My only apologies are that I’m sorry I offended him with “Starbuck’s” because I know he’s a Dunkin’ Donuts man (which I am too, I might add) but the expensive hotels where many of my workshops are, there’s no Dunkin’ Donuts in sight. And I thought I was doing him a favor by sending him to Starbuck’s because it would be a two-minute walk to the hotel lobby. But if he wanted to get in his car and travel for hours, down here in the South, to find a Dunkin’ Donuts, well then, I sincerely apologize.
Q: I love the new garden space you created. But you’re going to have a hard time convincing Jackson that it wasn’t his own special private dog pen you just built…Eric: Ah… that’s the least of my worries. I’m surprised you didn’t bring up what I did when I was digging said garden — I cut the DirecTV cable line!

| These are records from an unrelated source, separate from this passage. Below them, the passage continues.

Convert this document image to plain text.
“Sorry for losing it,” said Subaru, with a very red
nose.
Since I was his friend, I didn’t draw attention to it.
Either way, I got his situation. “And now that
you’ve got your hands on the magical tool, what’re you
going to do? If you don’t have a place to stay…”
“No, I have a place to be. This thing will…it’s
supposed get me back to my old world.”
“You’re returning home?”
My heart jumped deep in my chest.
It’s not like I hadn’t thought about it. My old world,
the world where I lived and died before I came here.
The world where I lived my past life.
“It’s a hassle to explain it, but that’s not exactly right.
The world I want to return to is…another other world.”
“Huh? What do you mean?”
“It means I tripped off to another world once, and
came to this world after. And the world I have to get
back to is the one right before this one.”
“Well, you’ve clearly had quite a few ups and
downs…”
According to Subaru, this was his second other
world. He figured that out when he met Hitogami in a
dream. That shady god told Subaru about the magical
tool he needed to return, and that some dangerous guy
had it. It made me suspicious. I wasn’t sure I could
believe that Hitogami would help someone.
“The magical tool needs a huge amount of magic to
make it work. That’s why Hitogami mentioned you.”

Now we’ve been without TV for a few days now.
Q: Okay, I wasn’t going to bring that up but lucky for me, you did, because now I can post that pic I took of that severed wire…
Eric: Let’s talk about the next aggravation which is that Walmart’s checkout carousel system sucks. After the power goes out, I went into town to get more gas for the generator and it was late because I waited until after the storm passed, and stopped in at the 24-hour Walmart to get ingredients for a pizza and half of the stuff was left at the checkout, in one of those bags on that silly carousel thing!
Q: I told you to always check the bags on that carousel since the last time you left headphones there and the manager said we couldn’t get a credit because she probably gave it to the next customer. So there was no proof that you left it.
Eric: Well, it’s not my job to spin that carousel and check all the bags! And because I went to Walmart because the power went out…
Q: Wait… are you going to bring up the stack of pavers that you put right in the middle of our walkway that I said wasn’t a good spot?
Eric: Ah, look. I got those pavers so I could put it over the DirecTV line so I would never dig in that spot again, and they are not coming until tomorrow, but wanted to leave them stacked nearby so I could place them immediately after he buries the new wire. Then we lost power and I went into town to get more gas for the generator in case we ran out. So it was pitch dark AND I tripped over them ONLY because I was dialing the number for Walmart because half my stuff was left at the checkout as I was walking outside to go into my workshop!
My elbow still hurts but you were a good nurse, taking care of the cut on my hand and the scrapes on my arm and my leg from the concrete step I fell on.
Eric, it sounds like you had the week from hell! Lol
he sort of did…
Give it up Eric
Lynne has Gendron Blood . You’ll never Win,!!!
Oh thanks Aunt Marjie! I finally convinced him, after all these years, that he’s right 50 percent of the time!